Bertanggung jawab atas segala sesuatu yang telah dipilihnya dengan segala resiko merupakan sikap yang paling tinggi. Pengukuran sikap dilakukan dengan secara langsung dan tidak langsung. Secara langsung dapat ditanyakan bagaimana pendapat atau pertanyaan responden terhadap suatu objek.

Sikap pada fase preparedness, berbentuk adanya perilaku yang berlebih pada masyarakat tersebut karena minimnya informasi mengenai cara mencegah dan memodifikasi bahaya akibat bencana jika terjadi. Berita yang berisi hebatnya akibat bencana tanpa materi pendidikan seringkali membuat masyarakat menjadi gelisah dan memunculkan tindakan yang tidak realistis terhadap suatu isu. Menumbuhkan sikap dan pengetahuan dalam menghadapi bencana ini semakin menjadi bagian penting khususnya di negara yang seringkali dilanda bencana seperti Indonesia (Priyanto, 2006).

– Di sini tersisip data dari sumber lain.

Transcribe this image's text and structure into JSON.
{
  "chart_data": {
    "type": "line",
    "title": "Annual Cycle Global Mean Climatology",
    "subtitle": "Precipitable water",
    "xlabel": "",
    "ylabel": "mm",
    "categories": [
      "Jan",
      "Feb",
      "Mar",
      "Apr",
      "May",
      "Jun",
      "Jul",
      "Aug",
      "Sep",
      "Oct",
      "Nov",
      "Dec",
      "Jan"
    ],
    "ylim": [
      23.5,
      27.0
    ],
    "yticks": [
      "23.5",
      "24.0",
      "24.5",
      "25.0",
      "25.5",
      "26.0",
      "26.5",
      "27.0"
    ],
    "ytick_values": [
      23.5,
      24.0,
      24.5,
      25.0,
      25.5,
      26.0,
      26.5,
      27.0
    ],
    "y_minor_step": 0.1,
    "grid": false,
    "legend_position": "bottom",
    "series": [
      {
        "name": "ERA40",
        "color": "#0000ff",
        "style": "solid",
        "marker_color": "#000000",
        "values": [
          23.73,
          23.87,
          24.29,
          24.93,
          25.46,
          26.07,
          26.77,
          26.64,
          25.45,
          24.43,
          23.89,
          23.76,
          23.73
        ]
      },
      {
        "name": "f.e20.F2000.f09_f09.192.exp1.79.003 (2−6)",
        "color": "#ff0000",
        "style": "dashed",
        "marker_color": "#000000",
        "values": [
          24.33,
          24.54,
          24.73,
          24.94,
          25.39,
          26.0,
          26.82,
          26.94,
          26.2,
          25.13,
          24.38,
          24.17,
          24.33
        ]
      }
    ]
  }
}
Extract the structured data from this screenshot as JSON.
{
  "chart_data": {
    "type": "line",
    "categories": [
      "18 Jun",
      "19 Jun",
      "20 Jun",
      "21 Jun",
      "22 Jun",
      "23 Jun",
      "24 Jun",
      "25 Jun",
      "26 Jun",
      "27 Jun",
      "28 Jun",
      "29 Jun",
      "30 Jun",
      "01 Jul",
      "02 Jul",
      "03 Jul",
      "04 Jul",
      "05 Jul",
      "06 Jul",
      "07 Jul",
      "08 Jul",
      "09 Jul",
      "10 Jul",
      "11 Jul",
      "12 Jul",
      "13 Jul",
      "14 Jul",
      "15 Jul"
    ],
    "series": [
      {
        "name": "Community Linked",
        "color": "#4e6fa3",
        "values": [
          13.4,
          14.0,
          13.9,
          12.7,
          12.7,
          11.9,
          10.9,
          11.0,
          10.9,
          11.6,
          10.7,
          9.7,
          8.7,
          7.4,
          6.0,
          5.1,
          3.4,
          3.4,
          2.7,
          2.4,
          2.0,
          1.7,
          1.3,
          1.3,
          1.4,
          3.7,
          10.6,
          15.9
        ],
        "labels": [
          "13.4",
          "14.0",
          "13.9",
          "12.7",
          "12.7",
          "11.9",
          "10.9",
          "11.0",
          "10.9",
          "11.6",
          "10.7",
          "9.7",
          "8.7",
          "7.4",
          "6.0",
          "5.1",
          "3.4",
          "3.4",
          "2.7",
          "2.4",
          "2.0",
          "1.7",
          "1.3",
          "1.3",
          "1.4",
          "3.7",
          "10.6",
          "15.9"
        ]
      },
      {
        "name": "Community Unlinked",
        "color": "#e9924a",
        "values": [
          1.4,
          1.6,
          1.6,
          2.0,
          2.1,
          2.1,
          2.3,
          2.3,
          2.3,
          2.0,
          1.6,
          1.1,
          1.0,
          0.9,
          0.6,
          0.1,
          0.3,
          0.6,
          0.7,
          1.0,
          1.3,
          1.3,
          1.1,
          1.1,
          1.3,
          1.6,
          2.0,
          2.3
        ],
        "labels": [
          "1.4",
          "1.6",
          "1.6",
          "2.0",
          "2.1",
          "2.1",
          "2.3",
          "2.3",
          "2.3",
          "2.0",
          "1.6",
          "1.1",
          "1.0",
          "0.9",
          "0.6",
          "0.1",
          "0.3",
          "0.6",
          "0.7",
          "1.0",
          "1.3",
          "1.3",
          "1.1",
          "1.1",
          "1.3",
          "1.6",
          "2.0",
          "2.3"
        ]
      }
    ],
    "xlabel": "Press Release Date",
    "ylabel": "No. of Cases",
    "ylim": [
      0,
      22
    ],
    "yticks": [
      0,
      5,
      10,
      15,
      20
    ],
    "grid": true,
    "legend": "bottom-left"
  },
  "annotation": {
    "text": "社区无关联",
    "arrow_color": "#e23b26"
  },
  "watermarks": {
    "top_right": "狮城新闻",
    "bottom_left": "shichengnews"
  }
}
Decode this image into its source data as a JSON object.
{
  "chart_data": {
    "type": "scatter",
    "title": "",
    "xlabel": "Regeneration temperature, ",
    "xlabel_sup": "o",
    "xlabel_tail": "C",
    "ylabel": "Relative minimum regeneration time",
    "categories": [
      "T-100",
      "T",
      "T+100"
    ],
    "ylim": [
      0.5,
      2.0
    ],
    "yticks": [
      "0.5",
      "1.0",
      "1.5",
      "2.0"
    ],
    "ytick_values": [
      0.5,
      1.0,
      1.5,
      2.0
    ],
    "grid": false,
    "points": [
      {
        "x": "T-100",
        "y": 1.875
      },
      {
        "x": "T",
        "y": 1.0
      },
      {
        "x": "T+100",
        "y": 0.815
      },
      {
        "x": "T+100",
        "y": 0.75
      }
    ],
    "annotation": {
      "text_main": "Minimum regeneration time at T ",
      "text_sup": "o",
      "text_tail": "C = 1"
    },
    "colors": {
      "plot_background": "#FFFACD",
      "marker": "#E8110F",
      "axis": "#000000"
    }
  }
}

Sikap yang baik untuk mencegah banjir yaitu: tidak membuang sampah/ limbah padat ke sungai, saluran dan sistem drainase, tidak membangun jembatan dan atau bangunan yang menghalangi atau mempersempit palung aliran sungai, tidak tinggal dalam bantaran sungai; tidak menggunakan dataran retensi banjir untuk permukiman atau untuk hal-hal lain diluar rencana peruntukkannya, menghentikan penggundulan hutan di daerah tangkapan air, menghentikan praktek pertanian dan penggunaan lahan yang bertentangan dengan kaidah-kaidah konservasi air dan tanah (Bakornas PB, 2006).

Menurut Yusuf (2005), ada empat faktor yang mempengaruhi pembentukan sikap; (1) faktor pengalaman khusus, (2) faktor komunikasi dengan orang lain, (3) faktor modal yaitu dengan melalui mengimitasi, (4) faktor lembaga sosial (Instutional) yaitu sumber yang mempengaruhi. Perubahan sikap dipengaruhi (1) pendekatan teori belajar, (2) pendekatan teori persepsi, (3) pendekatan teori konsistensi, (4) perdekatan teori fungsi.